技術革新の一翼を担う岡本工作機械製作所 渡邊常務に聞く

211220渡邊常務(500)

 「技術は正しく」をモットーに、出荷先は世界80カ国、ユーザー数においては世界20,000社以上を誇る岡本工作機械製作所。同社の強みは日本、シンガポール、タイの生産工場で開発設計を行い、鋳物の生産から加工・組立までを自社で完結するグローバルな一貫生産体制にある。これら一連のスムーズな流れにより、高品質・低コスト・短納期が実現し、世界での高い競争力、迅速なサービス体制で現在、研削盤・半導体関連製造装置分野で圧倒的な世界シェアを獲得している。また、研削、ラップ、ポリッシュの3工程において、ひと続きに装置を生産しているのは世界で同社だけであり、OKAMOTOの製品は世界中の電子機器を始め、飛行機や人工衛星といった最先端産業の技術革新の一翼を担っている。
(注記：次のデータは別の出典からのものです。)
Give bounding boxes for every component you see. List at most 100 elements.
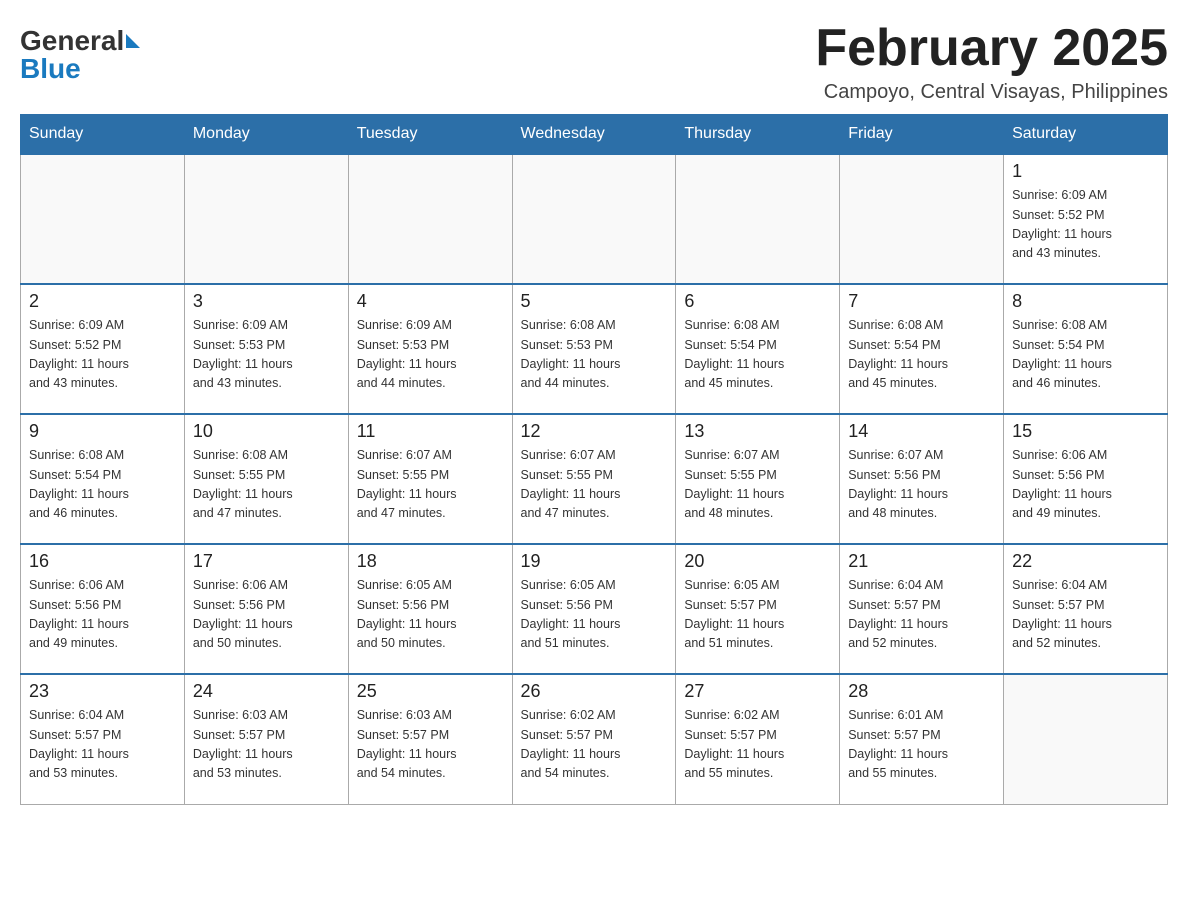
day-info: Sunrise: 6:05 AM Sunset: 5:56 PM Dayligh…: [521, 576, 668, 654]
day-info: Sunrise: 6:06 AM Sunset: 5:56 PM Dayligh…: [1012, 446, 1159, 524]
calendar-cell: 11 Sunrise: 6:07 AM Sunset: 5:55 PM Dayli…: [348, 414, 512, 544]
day-number: 27: [684, 681, 831, 702]
calendar-cell: 2 Sunrise: 6:09 AM Sunset: 5:52 PM Daylig…: [21, 284, 185, 414]
day-number: 11: [357, 421, 504, 442]
day-number: 12: [521, 421, 668, 442]
calendar-cell: 13 Sunrise: 6:07 AM Sunset: 5:55 PM Dayli…: [676, 414, 840, 544]
calendar-cell: [840, 154, 1004, 284]
calendar-cell: 12 Sunrise: 6:07 AM Sunset: 5:55 PM Dayli…: [512, 414, 676, 544]
calendar-cell: 4 Sunrise: 6:09 AM Sunset: 5:53 PM Daylig…: [348, 284, 512, 414]
day-number: 20: [684, 551, 831, 572]
week-row-3: 9Sunrise: 6:08 AM Sunset: 5:54 PM Daylig…: [21, 414, 1168, 544]
calendar-cell: 26 Sunrise: 6:02 AM Sunset: 5:57 PM Dayli…: [512, 674, 676, 804]
calendar-cell: 27 Sunrise: 6:02 AM Sunset: 5:57 PM Dayli…: [676, 674, 840, 804]
weekday-header-saturday: Saturday: [1004, 115, 1168, 155]
calendar-cell: 25 Sunrise: 6:03 AM Sunset: 5:57 PM Dayli…: [348, 674, 512, 804]
calendar-cell: 14 Sunrise: 6:07 AM Sunset: 5:56 PM Dayli…: [840, 414, 1004, 544]
calendar-cell: 15 Sunrise: 6:06 AM Sunset: 5:56 PM Dayli…: [1004, 414, 1168, 544]
week-row-5: 23 Sunrise: 6:04 AM Sunset: 5:57 PM Dayli…: [21, 674, 1168, 804]
day-info: Sunrise: 6:06 AM Sunset: 5:56 PM Dayligh…: [193, 576, 340, 654]
calendar-cell: 5Sunrise: 6:08 AM Sunset: 5:53 PM Daylig…: [512, 284, 676, 414]
day-info: Sunrise: 6:09 AM Sunset: 5:53 PM Dayligh…: [357, 316, 504, 394]
calendar-cell: [1004, 674, 1168, 804]
calendar-cell: 22 Sunrise: 6:04 AM Sunset: 5:57 PM Dayli…: [1004, 544, 1168, 674]
logo-blue-text: Blue: [20, 53, 81, 85]
day-info: Sunrise: 6:04 AM Sunset: 5:57 PM Dayligh…: [1012, 576, 1159, 654]
day-info: Sunrise: 6:06 AM Sunset: 5:56 PM Dayligh…: [29, 576, 176, 654]
day-info: Sunrise: 6:08 AM Sunset: 5:54 PM Dayligh…: [848, 316, 995, 394]
calendar-cell: 28Sunrise: 6:01 AM Sunset: 5:57 PM Dayli…: [840, 674, 1004, 804]
day-info: Sunrise: 6:08 AM Sunset: 5:54 PM Dayligh…: [1012, 316, 1159, 394]
day-info: Sunrise: 6:08 AM Sunset: 5:55 PM Dayligh…: [193, 446, 340, 524]
calendar-cell: [348, 154, 512, 284]
day-number: 16: [29, 551, 176, 572]
day-info: Sunrise: 6:08 AM Sunset: 5:54 PM Dayligh…: [684, 316, 831, 394]
calendar-cell: 9Sunrise: 6:08 AM Sunset: 5:54 PM Daylig…: [21, 414, 185, 544]
day-number: 15: [1012, 421, 1159, 442]
day-number: 4: [357, 291, 504, 312]
day-info: Sunrise: 6:02 AM Sunset: 5:57 PM Dayligh…: [684, 706, 831, 784]
day-info: Sunrise: 6:07 AM Sunset: 5:55 PM Dayligh…: [521, 446, 668, 524]
day-info: Sunrise: 6:02 AM Sunset: 5:57 PM Dayligh…: [521, 706, 668, 784]
day-info: Sunrise: 6:05 AM Sunset: 5:57 PM Dayligh…: [684, 576, 831, 654]
page-header: General Blue February 2025 Campoyo, Cent…: [20, 20, 1168, 104]
logo: General Blue: [20, 20, 140, 85]
weekday-header-row: SundayMondayTuesdayWednesdayThursdayFrid…: [21, 115, 1168, 155]
day-number: 26: [521, 681, 668, 702]
day-info: Sunrise: 6:07 AM Sunset: 5:55 PM Dayligh…: [684, 446, 831, 524]
day-info: Sunrise: 6:08 AM Sunset: 5:53 PM Dayligh…: [521, 316, 668, 394]
calendar-cell: 18 Sunrise: 6:05 AM Sunset: 5:56 PM Dayli…: [348, 544, 512, 674]
weekday-header-monday: Monday: [184, 115, 348, 155]
day-number: 24: [193, 681, 340, 702]
day-info: Sunrise: 6:07 AM Sunset: 5:55 PM Dayligh…: [357, 446, 504, 524]
calendar-cell: 21 Sunrise: 6:04 AM Sunset: 5:57 PM Dayli…: [840, 544, 1004, 674]
week-row-2: 2 Sunrise: 6:09 AM Sunset: 5:52 PM Daylig…: [21, 284, 1168, 414]
day-number: 25: [357, 681, 504, 702]
weekday-header-tuesday: Tuesday: [348, 115, 512, 155]
day-number: 1: [1012, 161, 1159, 182]
day-number: 13: [684, 421, 831, 442]
calendar-cell: 7Sunrise: 6:08 AM Sunset: 5:54 PM Daylig…: [840, 284, 1004, 414]
day-info: Sunrise: 6:09 AM Sunset: 5:53 PM Dayligh…: [193, 316, 340, 394]
weekday-header-thursday: Thursday: [676, 115, 840, 155]
day-number: 23: [29, 681, 176, 702]
day-number: 2: [29, 291, 176, 312]
day-info: Sunrise: 6:09 AM Sunset: 5:52 PM Dayligh…: [1012, 186, 1159, 264]
calendar-cell: 8 Sunrise: 6:08 AM Sunset: 5:54 PM Daylig…: [1004, 284, 1168, 414]
day-number: 10: [193, 421, 340, 442]
calendar-cell: 1 Sunrise: 6:09 AM Sunset: 5:52 PM Daylig…: [1004, 154, 1168, 284]
week-row-4: 16 Sunrise: 6:06 AM Sunset: 5:56 PM Dayli…: [21, 544, 1168, 674]
title-section: February 2025 Campoyo, Central Visayas, …: [815, 20, 1168, 104]
day-number: 21: [848, 551, 995, 572]
day-info: Sunrise: 6:01 AM Sunset: 5:57 PM Dayligh…: [848, 706, 995, 784]
day-info: Sunrise: 6:09 AM Sunset: 5:52 PM Dayligh…: [29, 316, 176, 394]
day-number: 14: [848, 421, 995, 442]
month-title: February 2025: [815, 20, 1168, 77]
day-info: Sunrise: 6:03 AM Sunset: 5:57 PM Dayligh…: [357, 706, 504, 784]
day-number: 22: [1012, 551, 1159, 572]
week-row-1: 1 Sunrise: 6:09 AM Sunset: 5:52 PM Daylig…: [21, 154, 1168, 284]
day-number: 3: [193, 291, 340, 312]
weekday-header-wednesday: Wednesday: [512, 115, 676, 155]
calendar-cell: [676, 154, 840, 284]
calendar-cell: [21, 154, 185, 284]
day-number: 8: [1012, 291, 1159, 312]
day-info: Sunrise: 6:07 AM Sunset: 5:56 PM Dayligh…: [848, 446, 995, 524]
day-info: Sunrise: 6:04 AM Sunset: 5:57 PM Dayligh…: [848, 576, 995, 654]
day-info: Sunrise: 6:05 AM Sunset: 5:56 PM Dayligh…: [357, 576, 504, 654]
weekday-header-friday: Friday: [840, 115, 1004, 155]
calendar-cell: 3 Sunrise: 6:09 AM Sunset: 5:53 PM Daylig…: [184, 284, 348, 414]
calendar-cell: 24Sunrise: 6:03 AM Sunset: 5:57 PM Dayli…: [184, 674, 348, 804]
day-info: Sunrise: 6:04 AM Sunset: 5:57 PM Dayligh…: [29, 706, 176, 784]
calendar-cell: 17 Sunrise: 6:06 AM Sunset: 5:56 PM Dayli…: [184, 544, 348, 674]
day-number: 17: [193, 551, 340, 572]
calendar-cell: 10 Sunrise: 6:08 AM Sunset: 5:55 PM Dayli…: [184, 414, 348, 544]
calendar-table: SundayMondayTuesdayWednesdayThursdayFrid…: [20, 114, 1168, 805]
weekday-header-sunday: Sunday: [21, 115, 185, 155]
calendar-cell: [184, 154, 348, 284]
calendar-cell: 6Sunrise: 6:08 AM Sunset: 5:54 PM Daylig…: [676, 284, 840, 414]
day-number: 9: [29, 421, 176, 442]
location-title: Campoyo, Central Visayas, Philippines: [815, 81, 1168, 104]
calendar-cell: [512, 154, 676, 284]
day-number: 18: [357, 551, 504, 572]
 同社営業のトップである渡邊哲行常務にお話しを伺うとともに工場内を取材した。

オペレータ目線で研削盤を開発

211220渡邊常務2 本年10月に開催されたメカトロテックジャパンでは久々のリアル展示会とあって、岡本工作機械製作所のブースでも大きな賑わいを見せた。同社では、研削盤に搭載した被削材の機上計測センサーと砥石径検知センサーをオプションで搭載し、自動化研削サイクルのデモを行ったが、これが大反響。渡邊常務も、「今回の展示会は工作機械の説明は難しいので皆様と対面できるリアルの展示会は良かった」と振り返る。

「今回はオペレータ目線のニーズを組み込んだ研削盤を展示した」と渡邊常務。通常は寸法を測ってからチャックの上に被削材を置くものだが、直感的に手動で寸法測定が行える機上測定装置『Quick Touch』を新たにオプション化したことが来場者の心を掴んだようだ。

 

動きに注目! 取材動画はこちら↓ 

 この装置はなんと専用プログラムが不要のプログラムレス! チャック上の被削材に計測器を当てるだけで画面上に寸法値が現れる。しかも繰り返し精度1ミクロン以内に測定ができる高精度仕様。

 渡邊常務は、「研削盤でオペレータが希望する自動化は扱いやすさにポイントがある。全自動よりも、手動で行った方が早い仕事が研削加工にはあり、手動で出来る範囲の安価な自動化が希望されます。計測器をそのまま被削材に当てるだけという作業は当たり前のようですが、実はオペレータの目線から最も必要とされてきたシステムでした。また計測を応用して砥石径の管理を行う事で、砥石をワークに当てる作業を自動化していくことも可能となります。この作業は熟練者と経験が浅い方とは正確さが全く違います。新しいシステムでは、誰が作業をしても同じ時間で砥石とワークの当たる位置を見つけ出すことができるので、この仕組みを実際に見学していただけたのは良かった。すぐにその良さを実感していただきました」と自信を見せた。

211220マシン
工場内で拝見した「HPG500NC」

 同社は昨今の流れもあり、エコな研削盤の開発も進めている。渡邊常務は、「本機HPG500NCは油圧タンクを持たない省スペースでエコな研削盤。更に、研削の自動サイクルでエアーセンサを使うと非接触でできるので砥石の摩耗が少なくなり、これも省エネに繋がります。この技術はダイヤモンドホイールやCBNホイールに有効で、弊社ではエアーセンサで位置を管理するものとタッチプローブをセットで販売しています。使い方も簡単で安価なコストも魅力的だと思います。メカトロテックの初日である2021年10月20日が発売日でしたが、すぐに受注を受けました。オペレータからのニーズが高く、現在〝準標準〟としていますが、ゆくゆくは標準にしたいと考えています」と好調な受注環境を背景に業績を伸ばす意気込みを示した。